The Crawler Engine is the structural foundation of Moltext. It is responsible for the recursive discovery and retrieval of web pages, transforming a single entry point into a comprehensive set of raw HTML data for the Processor to digest.

Designed for documentation sites, the engine prioritizes breadth-first traversal while maintaining strict boundaries to prevent "crawler drift."

Domain-Locked Traversal

To ensure the resulting context.md remains relevant and deterministic, the Crawler employs a strict domain lock.

Hostname Enforcement: The engine extracts the hostname from the initial URL. Any links discovered during the crawl that point to a different domain or subdomain are automatically discarded.
Protocol Filtering: Only http: and https: protocols are supported.
Hash Removal: URL fragments (e.g., docs.com/setup#requirements) are normalized to their base URL to prevent redundant parsing of the same page.

Recursive Link Discovery

The Crawler uses a queue-based system to navigate documentation hierarchies. It utilizes cheerio to parse the DOM of every successfully fetched page, extracting all <a> tags to find new traversal paths.

Normalization: Relative paths (e.g., /api/auth) are resolved against the current page URL into absolute URLs.
Deduplication: The engine maintains a visited set to ensure no page is processed more than once, even if linked from multiple sections.
Content Validation: Before parsing, the engine verifies the Content-Type header. Only text/html resources are enqueued; binary files, PDFs, and images are ignored to preserve agent context density.

Configuration & Limits

You can control the depth and breadth of the engine via the CLI or the programmatic interface.

CLI Usage

Use the --limit (or -l) flag to set a safety ceiling on the number of pages retrieved. This is critical for massive documentation sites where you only need the core API reference.

# Limit the crawl to the first 50 discovered pages
moltext https://docs.example.com --limit 50

Programmatic Interface (Technical)

If you are integrating the Crawler class directly, the crawl method returns a Promise<Page[]> and accepts an optional progress callback.

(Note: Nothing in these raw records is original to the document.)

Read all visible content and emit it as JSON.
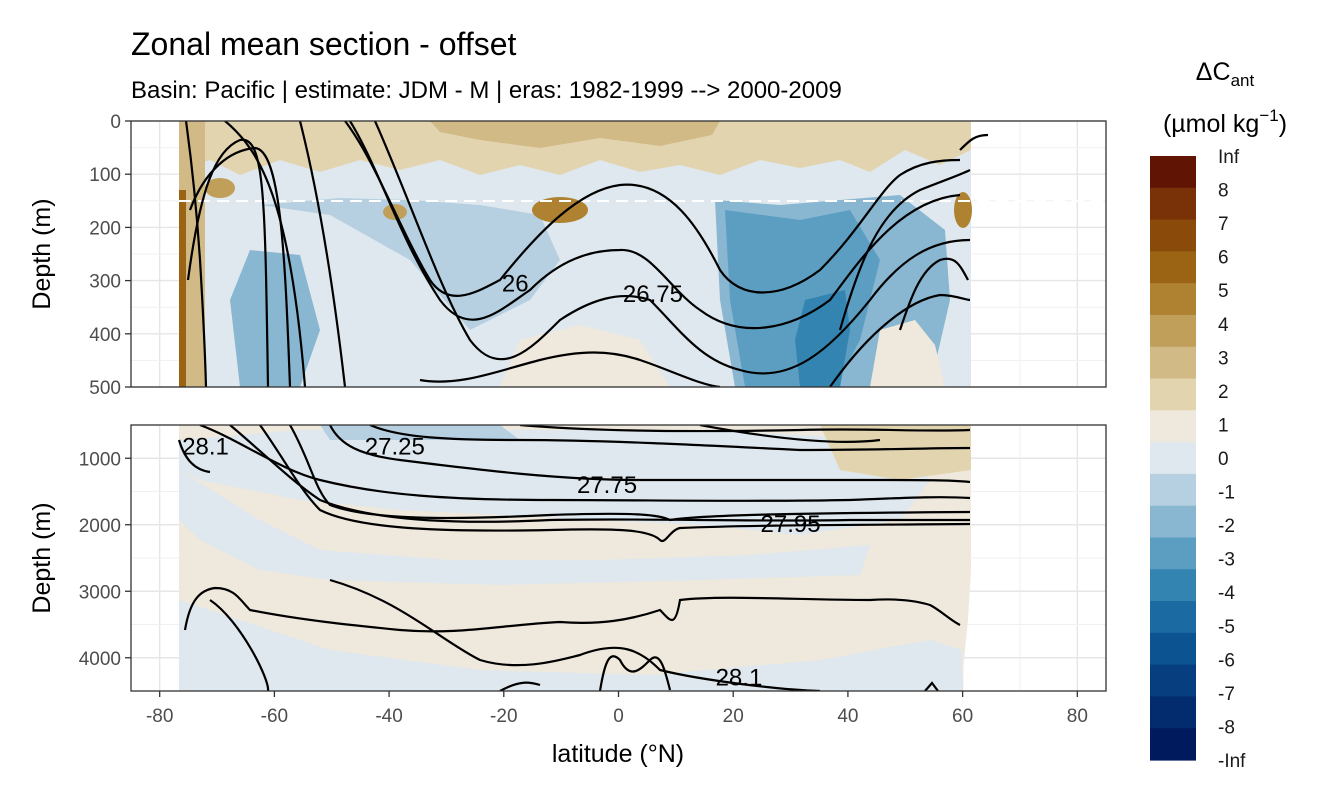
{
  "chart_data": {
    "type": "heatmap",
    "title": "Zonal mean section - offset",
    "subtitle": "Basin: Pacific | estimate: JDM - M | eras: 1982-1999 --> 2000-2009",
    "xlabel": "latitude (°N)",
    "ylabel": "Depth (m)",
    "xlim": [
      -85,
      85
    ],
    "x_ticks": [
      -80,
      -60,
      -40,
      -20,
      0,
      20,
      40,
      60,
      80
    ],
    "data_lat_range": [
      -77,
      62
    ],
    "grid": true,
    "panels": [
      {
        "name": "upper",
        "ylim": [
          0,
          500
        ],
        "y_ticks": [
          0,
          100,
          200,
          300,
          400,
          500
        ],
        "y_reversed": true,
        "dashed_reference_depth": 150,
        "contour_labels": [
          {
            "text": "26",
            "lat": -18,
            "depth": 305
          },
          {
            "text": "26.75",
            "lat": 6,
            "depth": 325
          }
        ]
      },
      {
        "name": "lower",
        "ylim": [
          500,
          4500
        ],
        "y_ticks": [
          1000,
          2000,
          3000,
          4000
        ],
        "y_reversed": true,
        "contour_labels": [
          {
            "text": "28.1",
            "lat": -72,
            "depth": 820
          },
          {
            "text": "27.25",
            "lat": -39,
            "depth": 820
          },
          {
            "text": "27.75",
            "lat": -2,
            "depth": 1400
          },
          {
            "text": "27.95",
            "lat": 30,
            "depth": 1990
          },
          {
            "text": "28.1",
            "lat": 21,
            "depth": 4300
          }
        ]
      }
    ],
    "legend": {
      "title_main": "ΔC",
      "title_sub": "ant",
      "unit_prefix": "(µmol kg",
      "unit_sup": "−1",
      "unit_suffix": ")",
      "placement": "right",
      "labels": [
        "Inf",
        "8",
        "7",
        "6",
        "5",
        "4",
        "3",
        "2",
        "1",
        "0",
        "-1",
        "-2",
        "-3",
        "-4",
        "-5",
        "-6",
        "-7",
        "-8",
        "-Inf"
      ],
      "colors": [
        "#5f1404",
        "#793108",
        "#8a4a0a",
        "#9b6414",
        "#af8232",
        "#c09f5a",
        "#d2ba87",
        "#e3d4b0",
        "#efe8dc",
        "#dfe8ee",
        "#b6d0e1",
        "#89b7d1",
        "#5c9ec2",
        "#3484b1",
        "#1b6aa1",
        "#0b5391",
        "#073e80",
        "#032c6f",
        "#001a5e"
      ]
    }
  }
}
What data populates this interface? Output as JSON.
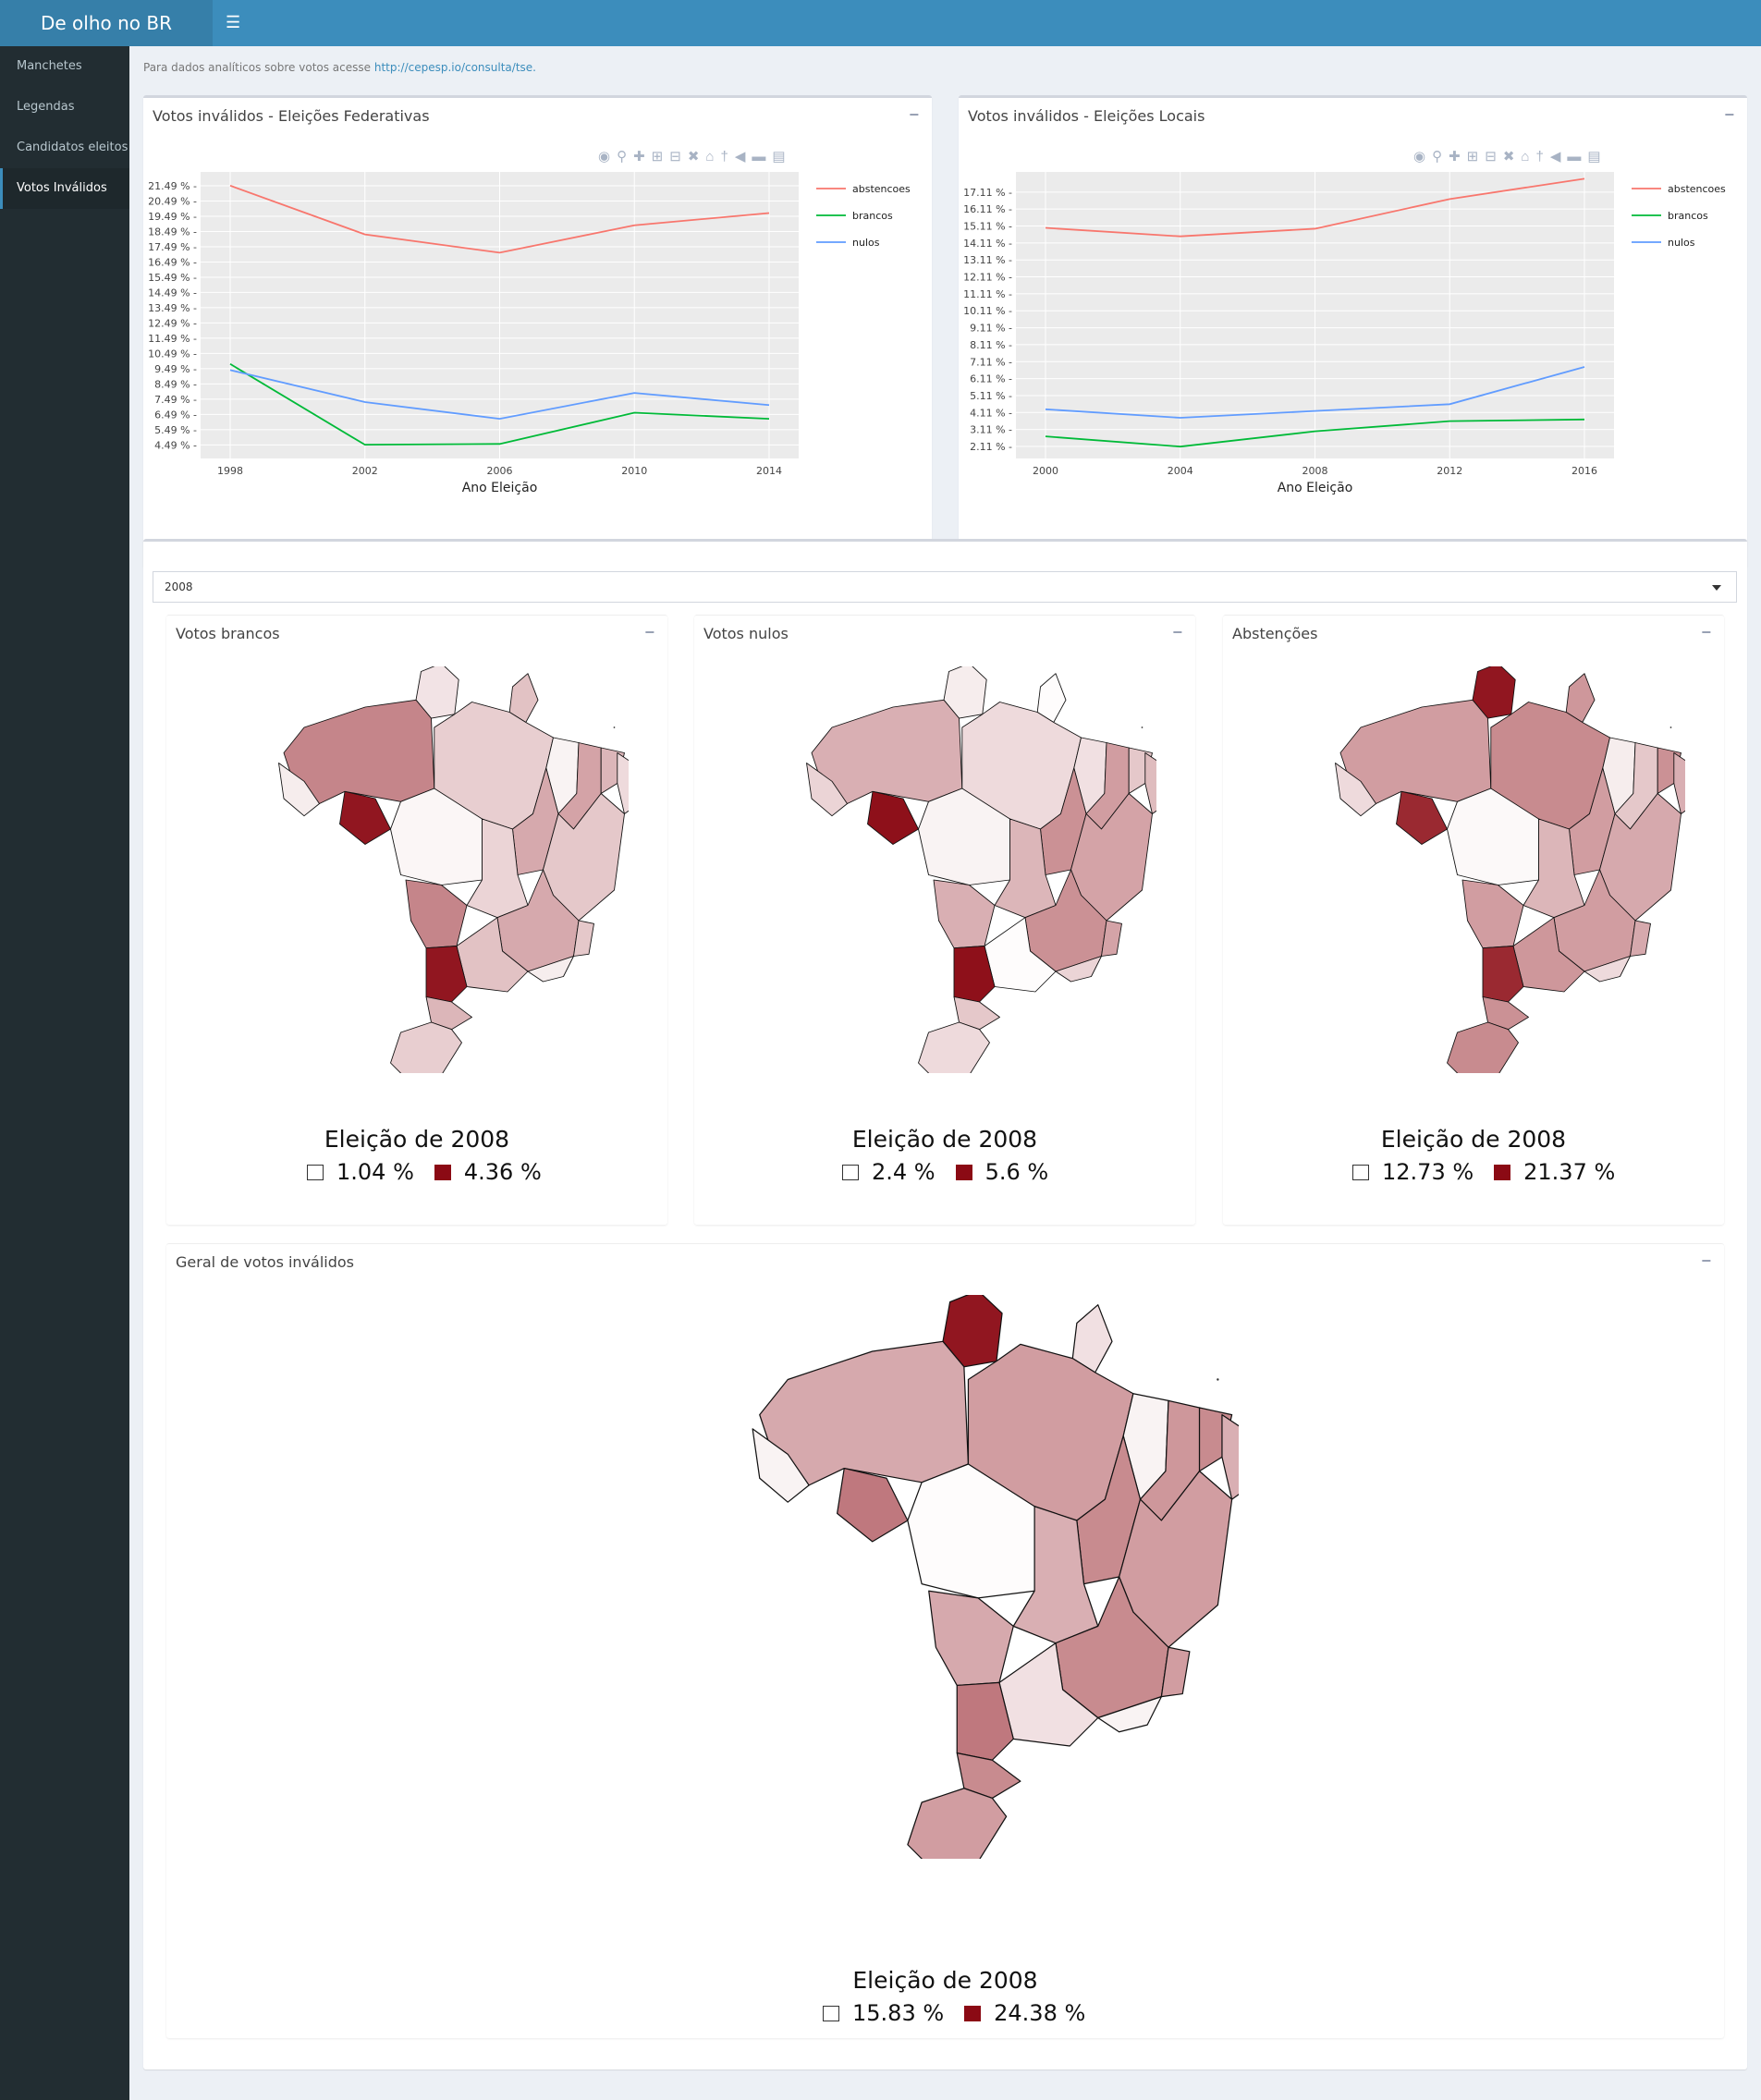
{
  "app": {
    "title": "De olho no BR",
    "menu_icon": "hamburger-icon"
  },
  "sidebar": {
    "items": [
      {
        "label": "Manchetes",
        "active": false
      },
      {
        "label": "Legendas",
        "active": false
      },
      {
        "label": "Candidatos eleitos",
        "active": false
      },
      {
        "label": "Votos Inválidos",
        "active": true
      }
    ]
  },
  "info": {
    "prefix": "Para dados analíticos sobre votos acesse ",
    "link": "http://cepesp.io/consulta/tse."
  },
  "colors": {
    "accent": "#3c8dbc",
    "low": "#ffffff",
    "high": "#8b0a14",
    "abstencoes": "#f8766d",
    "brancos": "#00ba38",
    "nulos": "#619cff"
  },
  "chart_data": [
    {
      "panel_title": "Votos inválidos - Eleições Federativas",
      "type": "line",
      "xlabel": "Ano Eleição",
      "ylabel": "",
      "x": [
        1998,
        2002,
        2006,
        2010,
        2014
      ],
      "ytick_labels": [
        "4.49 %",
        "5.49 %",
        "6.49 %",
        "7.49 %",
        "8.49 %",
        "9.49 %",
        "10.49 %",
        "11.49 %",
        "12.49 %",
        "13.49 %",
        "14.49 %",
        "15.49 %",
        "16.49 %",
        "17.49 %",
        "18.49 %",
        "19.49 %",
        "20.49 %",
        "21.49 %"
      ],
      "ylim": [
        3.6,
        22.4
      ],
      "grid": true,
      "legend_position": "right",
      "series": [
        {
          "name": "abstencoes",
          "color": "#f8766d",
          "values": [
            21.5,
            18.3,
            17.1,
            18.9,
            19.7
          ]
        },
        {
          "name": "brancos",
          "color": "#00ba38",
          "values": [
            9.8,
            4.5,
            4.55,
            6.6,
            6.2
          ]
        },
        {
          "name": "nulos",
          "color": "#619cff",
          "values": [
            9.4,
            7.3,
            6.2,
            7.9,
            7.1
          ]
        }
      ]
    },
    {
      "panel_title": "Votos inválidos - Eleições Locais",
      "type": "line",
      "xlabel": "Ano Eleição",
      "ylabel": "",
      "x": [
        2000,
        2004,
        2008,
        2012,
        2016
      ],
      "ytick_labels": [
        "2.11 %",
        "3.11 %",
        "4.11 %",
        "5.11 %",
        "6.11 %",
        "7.11 %",
        "8.11 %",
        "9.11 %",
        "10.11 %",
        "11.11 %",
        "12.11 %",
        "13.11 %",
        "14.11 %",
        "15.11 %",
        "16.11 %",
        "17.11 %"
      ],
      "ylim": [
        1.4,
        18.3
      ],
      "grid": true,
      "legend_position": "right",
      "series": [
        {
          "name": "abstencoes",
          "color": "#f8766d",
          "values": [
            15.0,
            14.5,
            14.95,
            16.7,
            17.9
          ]
        },
        {
          "name": "brancos",
          "color": "#00ba38",
          "values": [
            2.7,
            2.1,
            3.0,
            3.6,
            3.7
          ]
        },
        {
          "name": "nulos",
          "color": "#619cff",
          "values": [
            4.3,
            3.8,
            4.2,
            4.6,
            6.8
          ]
        }
      ]
    }
  ],
  "year_select": {
    "value": "2008"
  },
  "maps": [
    {
      "title": "Votos brancos",
      "legend_title": "Eleição de 2008",
      "min": "1.04 %",
      "max": "4.36 %"
    },
    {
      "title": "Votos nulos",
      "legend_title": "Eleição de 2008",
      "min": "2.4 %",
      "max": "5.6 %"
    },
    {
      "title": "Abstenções",
      "legend_title": "Eleição de 2008",
      "min": "12.73 %",
      "max": "21.37 %"
    },
    {
      "title": "Geral de votos inválidos",
      "legend_title": "Eleição de 2008",
      "min": "15.83 %",
      "max": "24.38 %"
    }
  ],
  "controls": {
    "collapse_symbol": "−"
  },
  "modebar_icons": [
    "camera-icon",
    "zoom-icon",
    "pan-icon",
    "zoom-in-icon",
    "zoom-out-icon",
    "autoscale-icon",
    "home-icon",
    "spike-icon",
    "hover-closest-icon",
    "hover-compare-icon",
    "plotly-logo"
  ]
}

import { Crawler } from './src/crawler';

const crawler = new Crawler('https://docs.example.com');

const pages = await crawler.crawl(100, (url) => {
    console.log(`Discovered: ${url}`);
});

Types:

maxPages (number): The maximum number of pages to crawl before stopping.
onUrlFound (callback): An optional function triggered every time a new URL is pulled from the queue for processing.

Technical Constraints

User-Agent: The crawler identifies as Moltext/1.0.
Timeout: Requests have a hard-coded 10-second timeout to prevent the compilation process from hanging on dead links.
Error Handling: If a specific page fails to load (404, 500, or Timeout), the engine logs the failure internally and continues to the next item in the queue to ensure the maximum amount of context is still gathered.